На Китай иногда полезно смотреть через линзу — например, линзу путеводителя Nagel. От прогулок по улицам китайских городов, поездок по его загородным дорогам, от посещений китайских достопримечательностей голова часто идет кругом; с одной стороны, мы знаем, что находимся в стране с тысячелетней цивилизацией. А с другой — каждый раз мы поражаемся тому, насколько все здесь оторвано от своих корней. Китайские города вовсе не выглядят древними; но в этих городах, посреди океана бетона, все же можно найти островки древности. Встретив живую китайскую историю в виде древнего храма или узкой улочки, мы начинаем рассматривать их и внезапно понимаем, что это лишь воссоздание былого. Сегодня Храм Пяти Пагод восстановлен — черепица цела, каждый камешек на своем месте. Старая фабрика снесена, а на ее месте разбит парк, построена стена и билетная касса. Да, это древнее место, но его история стерта.

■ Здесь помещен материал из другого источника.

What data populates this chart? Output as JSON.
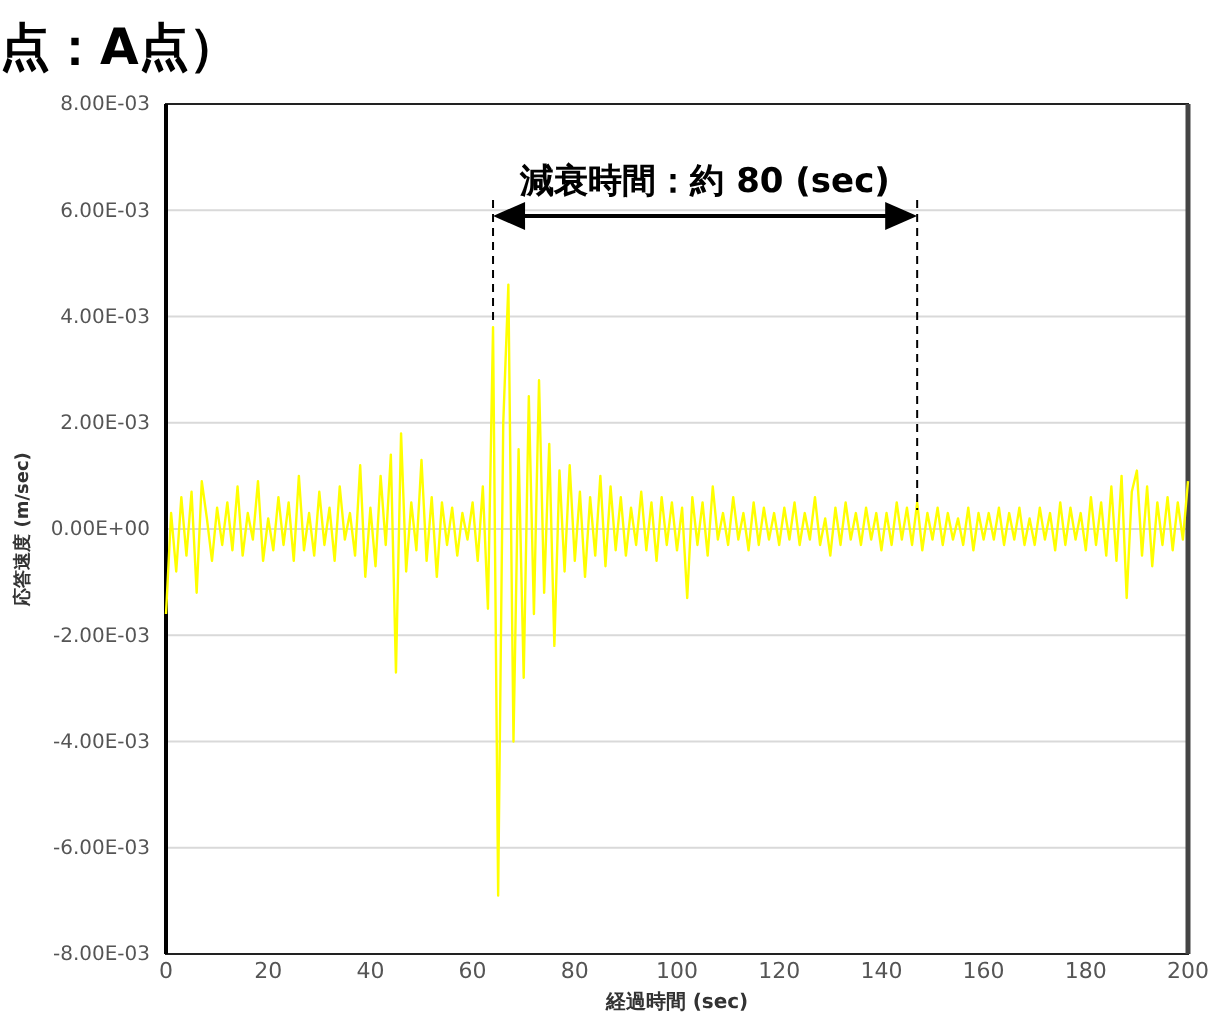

Что это может сказать нам о стране? Оптимисты увидят в этом динамизм — скажут, что страна разбирается со своими делами, покуда остальной мир стагнирует или идет вперед, но спотыкаясь. Подобные фразы всегда говорятся с восхищением и благоговением. Это восхищение достигло своего пика в дни перед Олимпиадой 2008 года, когда западные журналисты захлебывались словами, пытаясь превзойти друг друга в похвалах китайскому росту, китайской трансформации, китайскому возрождению — сами выбирайте, какое клише вам больше нравится. Опубликованная в New York Times статья архитектурного критика, прибывшего в Пекин в 2008 году, в этом смысле типична — автор пишет, что «нельзя избавиться от ощущения, что ты входишь в какой-то портал, ведущий в иной мир, мир, которые принимает перемены с такой готовностью, что западные страны в сравнении с ним глотают пыль», а в заключение пишет, что «задается вопросом — сумеет ли Запад когда-нибудь догнать Китай».

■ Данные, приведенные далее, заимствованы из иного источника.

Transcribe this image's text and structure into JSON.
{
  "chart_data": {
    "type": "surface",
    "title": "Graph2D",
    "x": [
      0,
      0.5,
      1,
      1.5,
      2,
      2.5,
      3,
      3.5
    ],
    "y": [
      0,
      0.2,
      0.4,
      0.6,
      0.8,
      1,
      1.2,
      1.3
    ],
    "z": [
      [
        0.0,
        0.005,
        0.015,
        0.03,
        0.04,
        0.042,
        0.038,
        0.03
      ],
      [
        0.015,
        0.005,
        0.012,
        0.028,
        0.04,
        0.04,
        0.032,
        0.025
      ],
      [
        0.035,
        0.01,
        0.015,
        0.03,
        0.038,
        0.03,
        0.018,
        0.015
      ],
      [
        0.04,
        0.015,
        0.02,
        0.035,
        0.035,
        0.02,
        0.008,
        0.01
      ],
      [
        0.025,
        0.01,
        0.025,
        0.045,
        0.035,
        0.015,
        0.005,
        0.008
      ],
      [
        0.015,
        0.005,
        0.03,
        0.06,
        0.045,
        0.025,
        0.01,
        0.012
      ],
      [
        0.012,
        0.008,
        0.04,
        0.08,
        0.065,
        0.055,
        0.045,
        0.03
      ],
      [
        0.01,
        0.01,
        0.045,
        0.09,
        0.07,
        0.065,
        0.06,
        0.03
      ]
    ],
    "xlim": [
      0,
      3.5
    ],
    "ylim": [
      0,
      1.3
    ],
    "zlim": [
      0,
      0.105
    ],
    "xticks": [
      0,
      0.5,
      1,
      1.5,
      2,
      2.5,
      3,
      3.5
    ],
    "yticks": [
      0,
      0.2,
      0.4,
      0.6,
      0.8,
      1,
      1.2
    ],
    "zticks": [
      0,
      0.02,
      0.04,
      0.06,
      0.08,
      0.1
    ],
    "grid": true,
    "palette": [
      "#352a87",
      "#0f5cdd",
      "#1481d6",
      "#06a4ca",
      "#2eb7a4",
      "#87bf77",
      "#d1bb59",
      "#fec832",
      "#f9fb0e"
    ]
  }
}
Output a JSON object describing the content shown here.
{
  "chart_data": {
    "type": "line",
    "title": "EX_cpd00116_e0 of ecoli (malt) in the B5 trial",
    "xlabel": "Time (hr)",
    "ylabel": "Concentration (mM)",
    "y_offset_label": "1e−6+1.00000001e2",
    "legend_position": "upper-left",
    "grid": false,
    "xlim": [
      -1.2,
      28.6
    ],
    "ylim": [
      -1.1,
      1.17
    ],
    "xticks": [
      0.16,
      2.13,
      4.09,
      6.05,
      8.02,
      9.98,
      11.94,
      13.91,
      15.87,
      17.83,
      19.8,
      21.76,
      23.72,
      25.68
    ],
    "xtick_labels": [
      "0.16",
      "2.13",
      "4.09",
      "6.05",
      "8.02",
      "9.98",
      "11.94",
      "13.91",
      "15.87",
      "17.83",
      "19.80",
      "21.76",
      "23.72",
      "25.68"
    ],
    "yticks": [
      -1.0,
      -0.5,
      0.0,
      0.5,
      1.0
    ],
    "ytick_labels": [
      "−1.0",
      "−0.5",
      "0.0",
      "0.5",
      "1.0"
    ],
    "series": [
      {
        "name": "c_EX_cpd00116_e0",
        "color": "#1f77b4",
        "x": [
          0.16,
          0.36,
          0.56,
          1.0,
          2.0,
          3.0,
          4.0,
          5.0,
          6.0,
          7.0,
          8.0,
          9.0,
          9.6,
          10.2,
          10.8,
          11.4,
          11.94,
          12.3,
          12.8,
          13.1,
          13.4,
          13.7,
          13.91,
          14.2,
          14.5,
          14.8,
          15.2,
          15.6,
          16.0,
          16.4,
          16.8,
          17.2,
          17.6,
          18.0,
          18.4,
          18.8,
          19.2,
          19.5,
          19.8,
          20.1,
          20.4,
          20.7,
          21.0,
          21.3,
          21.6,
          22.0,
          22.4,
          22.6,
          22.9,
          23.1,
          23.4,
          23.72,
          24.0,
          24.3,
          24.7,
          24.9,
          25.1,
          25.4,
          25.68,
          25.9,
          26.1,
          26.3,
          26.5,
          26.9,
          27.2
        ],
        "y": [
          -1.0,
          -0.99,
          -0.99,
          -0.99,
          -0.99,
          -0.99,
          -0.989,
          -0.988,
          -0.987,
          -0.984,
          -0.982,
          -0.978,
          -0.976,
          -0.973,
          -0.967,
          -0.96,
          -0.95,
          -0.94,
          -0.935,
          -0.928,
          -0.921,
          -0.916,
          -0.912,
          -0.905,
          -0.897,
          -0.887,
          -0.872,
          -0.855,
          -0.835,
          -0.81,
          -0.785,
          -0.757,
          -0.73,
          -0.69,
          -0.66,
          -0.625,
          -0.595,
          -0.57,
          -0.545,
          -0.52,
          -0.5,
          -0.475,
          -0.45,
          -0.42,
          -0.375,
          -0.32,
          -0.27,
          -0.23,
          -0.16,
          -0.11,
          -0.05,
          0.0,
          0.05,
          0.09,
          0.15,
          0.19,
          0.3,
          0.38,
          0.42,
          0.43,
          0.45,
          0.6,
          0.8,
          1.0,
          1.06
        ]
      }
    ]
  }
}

Но Китай вызывает и другие эмоции. Пожалуй, самый прямой вопрос, что я видел, звучит так: можно ли доверять стране, которая уничтожила собственное прошлое, а затем воссоздала его заново? Что гнетет страну, народ, цивилизацию так сильно, что ее история ей столь неудобна? В Китае обожают историю; любой прохожий при любом удобном случае расскажет вам о том, что его страна обладает пятитысячелетней культурой — 五千年的文化, для правительства эта история легитимизирует настоящее. Но в то же время она подобна хищнику, рыскающему в тенях.

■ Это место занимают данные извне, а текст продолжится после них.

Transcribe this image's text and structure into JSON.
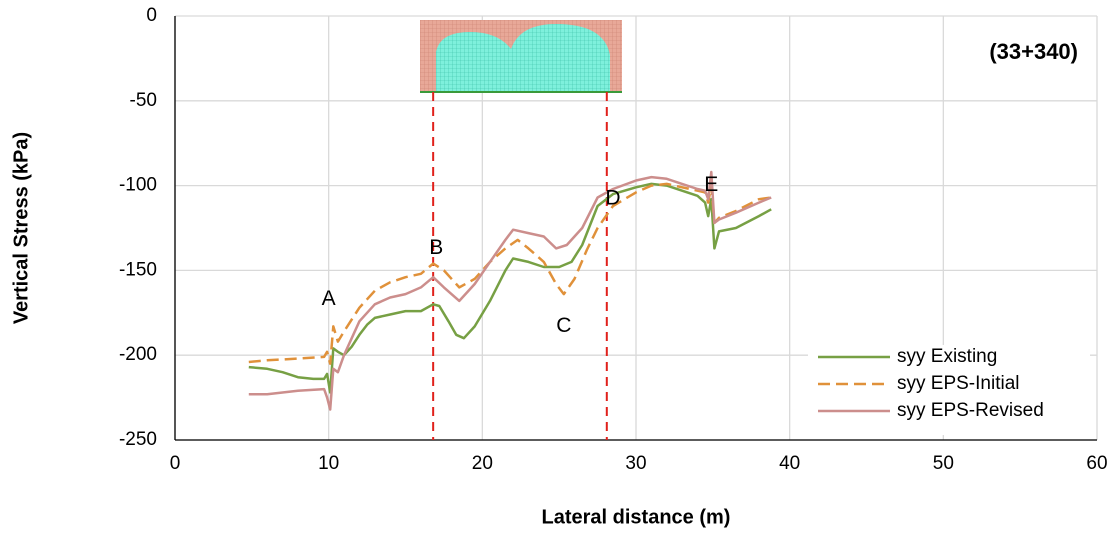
{
  "chart_data": {
    "type": "line",
    "section_label": "(33+340)",
    "x_label": "Lateral distance (m)",
    "y_label": "Vertical Stress (kPa)",
    "xlim": [
      0,
      60
    ],
    "xticks": [
      0,
      10,
      20,
      30,
      40,
      50,
      60
    ],
    "ylim": [
      -250,
      0
    ],
    "yticks": [
      -250,
      -200,
      -150,
      -100,
      -50,
      0
    ],
    "grid": true,
    "legend": "lower right",
    "series": [
      {
        "name": "syy Existing",
        "color": "#77a044",
        "dash": false,
        "x": [
          4.8,
          6,
          7,
          8,
          9,
          9.7,
          9.9,
          10.1,
          10.3,
          10.6,
          11,
          11.5,
          12,
          12.5,
          13,
          14,
          15,
          16,
          16.8,
          17.2,
          17.8,
          18.3,
          18.8,
          19.5,
          20.5,
          21.5,
          22,
          23,
          24,
          25,
          25.8,
          26.5,
          27.5,
          28.5,
          30,
          31,
          32,
          33,
          34,
          34.5,
          34.7,
          34.9,
          35.1,
          35.4,
          36.5,
          38,
          38.8
        ],
        "values": [
          -207,
          -208,
          -210,
          -213,
          -214,
          -214,
          -211,
          -222,
          -196,
          -198,
          -200,
          -195,
          -188,
          -182,
          -178,
          -176,
          -174,
          -174,
          -170,
          -171,
          -180,
          -188,
          -190,
          -183,
          -168,
          -150,
          -143,
          -145,
          -148,
          -148,
          -145,
          -135,
          -112,
          -105,
          -101,
          -99,
          -100,
          -103,
          -106,
          -110,
          -118,
          -108,
          -137,
          -127,
          -125,
          -118,
          -114
        ]
      },
      {
        "name": "syy EPS-Initial",
        "color": "#e0913a",
        "dash": true,
        "x": [
          4.8,
          6,
          8,
          9.7,
          9.9,
          10.1,
          10.3,
          10.6,
          11,
          12,
          13,
          14,
          15,
          16,
          16.8,
          17.5,
          18.5,
          19.5,
          20.5,
          21.5,
          22.3,
          23,
          24,
          24.8,
          25.3,
          26,
          26.8,
          27.5,
          28.5,
          30,
          31,
          32,
          33,
          34,
          34.5,
          34.7,
          34.9,
          35.1,
          35.4,
          36.5,
          38,
          38.8
        ],
        "values": [
          -204,
          -203,
          -202,
          -201,
          -198,
          -205,
          -183,
          -192,
          -186,
          -172,
          -162,
          -157,
          -154,
          -152,
          -146,
          -150,
          -160,
          -155,
          -145,
          -137,
          -132,
          -137,
          -145,
          -158,
          -164,
          -155,
          -138,
          -125,
          -112,
          -104,
          -100,
          -99,
          -101,
          -103,
          -104,
          -110,
          -100,
          -122,
          -119,
          -115,
          -108,
          -107
        ]
      },
      {
        "name": "syy EPS-Revised",
        "color": "#cc8e8c",
        "dash": false,
        "x": [
          4.8,
          6,
          8,
          9.7,
          9.9,
          10.1,
          10.3,
          10.6,
          11,
          12,
          13,
          14,
          15,
          16,
          16.8,
          17.5,
          18.5,
          19.5,
          20.5,
          21.5,
          22,
          23,
          24,
          24.8,
          25.5,
          26.5,
          27.5,
          28.5,
          30,
          31,
          32,
          33,
          34,
          34.5,
          34.7,
          34.9,
          35.1,
          35.4,
          36.5,
          38,
          38.8
        ],
        "values": [
          -223,
          -223,
          -221,
          -220,
          -225,
          -232,
          -208,
          -210,
          -200,
          -180,
          -170,
          -166,
          -164,
          -160,
          -154,
          -160,
          -168,
          -158,
          -145,
          -132,
          -126,
          -128,
          -130,
          -137,
          -135,
          -125,
          -107,
          -102,
          -97,
          -95,
          -96,
          -99,
          -102,
          -103,
          -108,
          -92,
          -122,
          -120,
          -116,
          -110,
          -107
        ]
      }
    ],
    "vlines": [
      {
        "x": 16.8,
        "color": "#e0201b"
      },
      {
        "x": 28.1,
        "color": "#e0201b"
      }
    ],
    "annotations": [
      {
        "text": "A",
        "x": 10,
        "y": -167
      },
      {
        "text": "B",
        "x": 17,
        "y": -137
      },
      {
        "text": "C",
        "x": 25.3,
        "y": -183
      },
      {
        "text": "D",
        "x": 28.5,
        "y": -108
      },
      {
        "text": "E",
        "x": 34.9,
        "y": -100
      }
    ]
  }
}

Тяжело переоценить ту роль, которую история играет в китайском обществе, управляемом коммунистической партией. Сам коммунизм основан на историческом детерминизме: Маркс в числе других своих идей полагал, что мир неизбежно двигается к коммунизму. Именно этим аргументом правители вроде Ленина и Мао оправдывали свой кровавый взлет. В Китае же марксизм ложится поверх куда более старых идей о роли истории. Каждая новая династия писала историю предыдущей. Доминирующая китайская идеология — ныне в общем известная как конфуцианство — была основана на концепции, гласящей, что идеальные принципы правления могут быть найдены в прошлом, а праведный правитель должен лишь следовать им. Да, успешность правителя была важна, но по большей части лишь в качестве подтверждения того, что история не ошибается.
Всё это значит, что историю нужно плотно контролировать. Вскоре после вступления Си Цзиньпиня на пост председателя Коммунистической партии в 2012 году он еще раз подчеркнул важность этого контроля в своей речи об истории, опубликованной в «Женьминь жибао», официальной газете партии. Си — сын одного из высших партийных функционеров, стоявшего у истоков нынешнего режима, но поссорившегося с Мао и подвергнутого репрессиям во время Культурной революции. Некоторые полагали, что новый председатель будет критично относиться к режиму Мао, но в своей речи Си Цзиньпинь сказал, что 30 лет реформ, начатых при Дене Сяопине, не должны «отменять» первые тридцать лет коммунистического правления Мао.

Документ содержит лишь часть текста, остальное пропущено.